Hay más de lo que hablar pero, al igual que El Hombre y la Tierra, El Hombre y la Letra también tiene partes, y ya es hora de ir terminando ésta antes de que el último héroe capaz de llegar hasta aquí se dé por vencido y se vaya a leer algo de verdadero interés. En fin, hermanas cabritillas, mucho ojo, y la que vea por ahí al águila que avise, no seamos como los despiadados documentalistas que se lavan las manos.
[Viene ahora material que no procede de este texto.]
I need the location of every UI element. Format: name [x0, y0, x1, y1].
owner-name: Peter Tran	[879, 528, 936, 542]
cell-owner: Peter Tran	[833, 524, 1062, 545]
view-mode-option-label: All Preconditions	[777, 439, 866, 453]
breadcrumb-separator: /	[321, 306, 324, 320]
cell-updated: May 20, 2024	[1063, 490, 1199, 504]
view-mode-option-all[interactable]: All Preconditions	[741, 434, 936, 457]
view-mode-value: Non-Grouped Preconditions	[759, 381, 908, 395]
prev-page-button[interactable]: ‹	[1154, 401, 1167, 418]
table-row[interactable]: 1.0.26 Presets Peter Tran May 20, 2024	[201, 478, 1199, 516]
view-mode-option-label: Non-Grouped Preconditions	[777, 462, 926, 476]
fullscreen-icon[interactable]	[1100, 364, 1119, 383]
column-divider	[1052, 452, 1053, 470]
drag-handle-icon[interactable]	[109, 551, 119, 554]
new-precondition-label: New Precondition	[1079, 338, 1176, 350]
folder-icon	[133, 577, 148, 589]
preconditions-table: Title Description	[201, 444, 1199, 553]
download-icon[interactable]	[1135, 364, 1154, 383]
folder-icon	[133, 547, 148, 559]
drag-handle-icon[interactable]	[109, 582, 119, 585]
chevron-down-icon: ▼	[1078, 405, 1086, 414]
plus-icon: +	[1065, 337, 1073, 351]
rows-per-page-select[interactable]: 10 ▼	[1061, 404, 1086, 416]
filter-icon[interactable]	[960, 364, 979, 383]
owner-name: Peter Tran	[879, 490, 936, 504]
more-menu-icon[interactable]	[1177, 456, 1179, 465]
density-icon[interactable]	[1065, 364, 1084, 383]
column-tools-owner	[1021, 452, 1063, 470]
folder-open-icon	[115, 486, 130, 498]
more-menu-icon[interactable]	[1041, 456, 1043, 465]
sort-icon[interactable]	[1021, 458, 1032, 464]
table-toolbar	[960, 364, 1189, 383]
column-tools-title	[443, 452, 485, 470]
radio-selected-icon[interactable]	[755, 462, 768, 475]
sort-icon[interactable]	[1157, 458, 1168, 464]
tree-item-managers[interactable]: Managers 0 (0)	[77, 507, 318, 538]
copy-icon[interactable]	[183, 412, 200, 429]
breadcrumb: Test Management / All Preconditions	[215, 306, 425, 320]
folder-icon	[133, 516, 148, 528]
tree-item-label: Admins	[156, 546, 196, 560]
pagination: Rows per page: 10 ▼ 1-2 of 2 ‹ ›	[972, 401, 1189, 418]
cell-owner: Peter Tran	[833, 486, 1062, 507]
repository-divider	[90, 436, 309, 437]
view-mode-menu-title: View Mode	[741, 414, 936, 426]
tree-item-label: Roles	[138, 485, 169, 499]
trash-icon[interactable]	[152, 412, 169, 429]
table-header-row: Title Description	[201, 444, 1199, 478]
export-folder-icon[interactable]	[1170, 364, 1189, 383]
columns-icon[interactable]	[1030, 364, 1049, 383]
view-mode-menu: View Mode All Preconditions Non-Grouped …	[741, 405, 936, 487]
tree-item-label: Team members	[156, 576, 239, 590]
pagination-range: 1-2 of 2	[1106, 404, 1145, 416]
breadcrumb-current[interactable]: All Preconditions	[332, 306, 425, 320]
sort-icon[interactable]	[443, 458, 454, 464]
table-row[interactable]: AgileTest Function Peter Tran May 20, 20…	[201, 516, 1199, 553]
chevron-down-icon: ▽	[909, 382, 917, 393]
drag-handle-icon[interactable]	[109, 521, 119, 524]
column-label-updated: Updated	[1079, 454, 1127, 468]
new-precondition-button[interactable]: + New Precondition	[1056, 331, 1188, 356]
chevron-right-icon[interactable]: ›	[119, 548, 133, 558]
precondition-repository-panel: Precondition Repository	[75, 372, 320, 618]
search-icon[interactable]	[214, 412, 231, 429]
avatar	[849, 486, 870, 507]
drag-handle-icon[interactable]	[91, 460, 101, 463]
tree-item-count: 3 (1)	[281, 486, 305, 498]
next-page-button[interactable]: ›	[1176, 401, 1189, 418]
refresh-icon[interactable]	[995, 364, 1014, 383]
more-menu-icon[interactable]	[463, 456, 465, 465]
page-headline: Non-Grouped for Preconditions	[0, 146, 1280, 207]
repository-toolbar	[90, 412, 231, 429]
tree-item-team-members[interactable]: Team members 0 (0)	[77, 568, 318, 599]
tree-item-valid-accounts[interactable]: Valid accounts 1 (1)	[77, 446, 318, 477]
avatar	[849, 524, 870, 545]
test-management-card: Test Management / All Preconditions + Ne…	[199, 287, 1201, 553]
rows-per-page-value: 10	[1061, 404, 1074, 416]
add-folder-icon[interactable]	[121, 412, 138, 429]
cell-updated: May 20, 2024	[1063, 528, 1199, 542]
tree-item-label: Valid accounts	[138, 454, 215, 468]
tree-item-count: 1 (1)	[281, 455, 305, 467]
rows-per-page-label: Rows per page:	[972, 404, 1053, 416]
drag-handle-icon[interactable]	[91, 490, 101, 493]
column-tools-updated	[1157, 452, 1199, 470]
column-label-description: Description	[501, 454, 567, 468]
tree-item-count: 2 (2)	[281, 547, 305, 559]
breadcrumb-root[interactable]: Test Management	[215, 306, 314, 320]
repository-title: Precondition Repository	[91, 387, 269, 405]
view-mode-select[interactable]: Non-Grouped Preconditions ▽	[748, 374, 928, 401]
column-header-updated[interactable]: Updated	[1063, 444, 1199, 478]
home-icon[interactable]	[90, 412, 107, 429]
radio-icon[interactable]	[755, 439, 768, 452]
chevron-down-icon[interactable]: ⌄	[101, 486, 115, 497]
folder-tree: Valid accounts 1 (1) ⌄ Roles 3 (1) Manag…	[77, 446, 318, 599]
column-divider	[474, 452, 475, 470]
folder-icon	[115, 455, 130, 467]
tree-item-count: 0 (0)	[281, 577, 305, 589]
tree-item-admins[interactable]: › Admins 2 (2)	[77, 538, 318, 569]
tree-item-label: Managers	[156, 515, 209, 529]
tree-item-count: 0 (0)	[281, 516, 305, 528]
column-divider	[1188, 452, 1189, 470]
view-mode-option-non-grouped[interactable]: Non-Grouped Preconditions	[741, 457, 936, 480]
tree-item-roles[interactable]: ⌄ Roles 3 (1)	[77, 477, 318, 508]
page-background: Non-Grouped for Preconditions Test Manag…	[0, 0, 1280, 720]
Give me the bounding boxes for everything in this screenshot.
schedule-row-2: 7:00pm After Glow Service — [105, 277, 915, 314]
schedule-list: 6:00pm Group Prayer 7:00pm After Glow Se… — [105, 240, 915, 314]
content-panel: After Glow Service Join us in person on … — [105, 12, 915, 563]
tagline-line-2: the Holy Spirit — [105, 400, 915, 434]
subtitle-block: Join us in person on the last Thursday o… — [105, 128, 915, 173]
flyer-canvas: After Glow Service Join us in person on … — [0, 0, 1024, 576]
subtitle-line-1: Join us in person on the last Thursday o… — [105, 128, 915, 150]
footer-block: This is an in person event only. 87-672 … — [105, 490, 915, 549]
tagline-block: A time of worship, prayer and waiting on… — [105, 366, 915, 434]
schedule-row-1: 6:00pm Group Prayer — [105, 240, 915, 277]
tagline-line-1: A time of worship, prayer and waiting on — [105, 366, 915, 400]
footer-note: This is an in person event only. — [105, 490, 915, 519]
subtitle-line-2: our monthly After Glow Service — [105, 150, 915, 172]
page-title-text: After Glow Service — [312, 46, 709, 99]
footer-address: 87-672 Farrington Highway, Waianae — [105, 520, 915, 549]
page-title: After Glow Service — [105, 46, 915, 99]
Muy acertado este primer capítulo del documental, Canijo. De concursos timo recibo todavía un montón de spam, y es que cuando participas por primera vez no sabes de qué van hasta que te piden la pasta. Luego, aunque llegues a insultarles, se resisten a borrarte de su base de datos. En fin.
Sobre el verse devorado por uno mismo, qué decir: tienes más razón que un santo. Ahora creo que me controlo más los tiempos, pero aun cae uno en periodos de sequía que no sabe ni cómo salir de ellos.
Parte de la sabiduría consiste en saber ignorar algunas cosas.